Algorithms for topological analysis of data

The goal of research presented in this thesis is to develop and implement algorithms which can be used to determine topological structure of large data sets. There are many sources of high dimensional data which are believed to be structured but are hard to visualize. One is often presented with samples from the data which must be associated or connected in order to understand the global picture. Topological analysis is a tool to capture this structure in a qualitative fashion. Two new methods for topological analysis of data are presented: (1) A computational method for extracting simple descriptions of high dimensional data sets in the form of simplicial complexes. The method is called Mapper, and is based on the idea of partial clustering of the data guided by a set of functions defined on the data. The proposed method is not dependent on any particular clustering algorithm. We implement this method and present a few sample applications in which simple descriptions of the data present important information about its structure. (2) An algorithm for determining topological features which persist even when many parameters are varied. The idea of persistence was introduced by Edelsbrunner and colleagues, but it was restricted to the variation of a single spatial parameter for data in up to 3 dimensions.
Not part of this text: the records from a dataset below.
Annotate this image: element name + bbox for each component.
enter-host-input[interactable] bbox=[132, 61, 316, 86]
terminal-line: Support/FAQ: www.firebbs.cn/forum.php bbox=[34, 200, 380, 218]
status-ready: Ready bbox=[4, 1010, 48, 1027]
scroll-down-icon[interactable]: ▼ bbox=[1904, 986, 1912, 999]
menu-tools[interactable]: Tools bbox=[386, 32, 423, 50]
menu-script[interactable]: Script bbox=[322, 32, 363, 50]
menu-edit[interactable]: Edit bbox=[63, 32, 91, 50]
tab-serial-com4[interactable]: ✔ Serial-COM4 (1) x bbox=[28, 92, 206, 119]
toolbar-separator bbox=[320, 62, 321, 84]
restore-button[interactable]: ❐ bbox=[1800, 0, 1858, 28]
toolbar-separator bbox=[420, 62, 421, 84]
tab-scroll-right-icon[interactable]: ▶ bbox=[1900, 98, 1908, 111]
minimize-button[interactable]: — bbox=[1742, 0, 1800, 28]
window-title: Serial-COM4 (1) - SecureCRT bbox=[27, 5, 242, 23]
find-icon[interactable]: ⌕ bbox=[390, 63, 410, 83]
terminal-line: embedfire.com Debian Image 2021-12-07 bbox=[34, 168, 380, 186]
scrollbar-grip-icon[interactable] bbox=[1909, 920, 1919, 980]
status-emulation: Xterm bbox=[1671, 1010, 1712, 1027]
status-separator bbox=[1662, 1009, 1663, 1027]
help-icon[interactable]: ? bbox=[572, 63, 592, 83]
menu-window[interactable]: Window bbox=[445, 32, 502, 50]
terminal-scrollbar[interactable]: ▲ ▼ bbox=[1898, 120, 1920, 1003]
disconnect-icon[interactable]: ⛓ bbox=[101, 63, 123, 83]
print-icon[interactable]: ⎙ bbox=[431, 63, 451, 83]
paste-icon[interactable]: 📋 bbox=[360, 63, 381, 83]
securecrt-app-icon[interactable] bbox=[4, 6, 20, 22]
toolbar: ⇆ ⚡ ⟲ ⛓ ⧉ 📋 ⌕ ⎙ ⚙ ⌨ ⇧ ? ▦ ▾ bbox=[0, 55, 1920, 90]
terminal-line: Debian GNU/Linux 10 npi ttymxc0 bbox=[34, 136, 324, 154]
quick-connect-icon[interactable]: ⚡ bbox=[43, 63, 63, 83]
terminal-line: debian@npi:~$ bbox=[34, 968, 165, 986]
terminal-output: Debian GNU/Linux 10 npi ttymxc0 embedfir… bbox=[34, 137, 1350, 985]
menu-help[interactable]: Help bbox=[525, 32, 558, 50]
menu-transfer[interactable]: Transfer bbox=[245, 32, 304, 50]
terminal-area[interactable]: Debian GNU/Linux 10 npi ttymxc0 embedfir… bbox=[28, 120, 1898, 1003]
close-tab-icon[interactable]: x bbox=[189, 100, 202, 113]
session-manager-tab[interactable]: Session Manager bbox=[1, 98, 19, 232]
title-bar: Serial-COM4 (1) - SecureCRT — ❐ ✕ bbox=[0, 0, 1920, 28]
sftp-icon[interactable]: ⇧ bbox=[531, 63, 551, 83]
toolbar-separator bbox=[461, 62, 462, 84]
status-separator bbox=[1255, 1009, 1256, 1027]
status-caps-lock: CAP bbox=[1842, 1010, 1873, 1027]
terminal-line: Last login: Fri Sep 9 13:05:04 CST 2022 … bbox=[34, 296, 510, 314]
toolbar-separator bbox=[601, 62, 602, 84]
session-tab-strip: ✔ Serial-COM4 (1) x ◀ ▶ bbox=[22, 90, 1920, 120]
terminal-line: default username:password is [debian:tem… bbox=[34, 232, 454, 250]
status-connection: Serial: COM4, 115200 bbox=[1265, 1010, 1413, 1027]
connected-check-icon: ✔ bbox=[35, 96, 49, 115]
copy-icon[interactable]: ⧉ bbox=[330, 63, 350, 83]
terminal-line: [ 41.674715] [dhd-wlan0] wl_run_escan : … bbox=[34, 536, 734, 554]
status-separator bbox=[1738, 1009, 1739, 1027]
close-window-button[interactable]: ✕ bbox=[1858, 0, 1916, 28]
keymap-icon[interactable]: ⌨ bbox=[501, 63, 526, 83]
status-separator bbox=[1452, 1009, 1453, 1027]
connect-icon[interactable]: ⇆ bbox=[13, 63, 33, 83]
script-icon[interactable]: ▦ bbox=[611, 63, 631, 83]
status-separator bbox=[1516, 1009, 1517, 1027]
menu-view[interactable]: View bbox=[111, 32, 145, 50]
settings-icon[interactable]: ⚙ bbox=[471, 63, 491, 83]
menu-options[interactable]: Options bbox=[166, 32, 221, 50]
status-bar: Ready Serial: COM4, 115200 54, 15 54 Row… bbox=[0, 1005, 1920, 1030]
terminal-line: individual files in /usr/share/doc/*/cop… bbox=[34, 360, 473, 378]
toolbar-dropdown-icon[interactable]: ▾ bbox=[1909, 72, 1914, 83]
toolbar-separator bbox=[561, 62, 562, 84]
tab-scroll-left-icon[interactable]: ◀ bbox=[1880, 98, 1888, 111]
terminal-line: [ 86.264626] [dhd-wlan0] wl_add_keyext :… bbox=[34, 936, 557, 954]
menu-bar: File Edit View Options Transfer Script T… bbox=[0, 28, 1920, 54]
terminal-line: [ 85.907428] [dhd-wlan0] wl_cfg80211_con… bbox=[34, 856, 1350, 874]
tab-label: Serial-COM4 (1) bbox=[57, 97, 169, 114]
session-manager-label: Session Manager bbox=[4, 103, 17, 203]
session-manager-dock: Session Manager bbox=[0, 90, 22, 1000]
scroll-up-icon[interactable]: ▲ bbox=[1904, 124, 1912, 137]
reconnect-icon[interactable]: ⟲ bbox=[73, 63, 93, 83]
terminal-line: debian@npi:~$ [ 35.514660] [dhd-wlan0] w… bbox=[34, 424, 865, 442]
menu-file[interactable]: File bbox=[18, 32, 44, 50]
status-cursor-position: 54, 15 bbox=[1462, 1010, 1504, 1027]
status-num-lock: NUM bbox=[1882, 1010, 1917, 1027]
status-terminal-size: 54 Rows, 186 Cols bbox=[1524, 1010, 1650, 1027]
This was later refined to work for any metric space by Carlsson and Zomorodian, but it still only tracked the persistence of features as a spatial scale parameter is varied. The method presented here, called Multidimensional Persistence, tracks persistent topological features even across the variation of many parameters. We present the theoretical structure and details about our implementation of the procedure. We also present a few sample applications where the method is useful.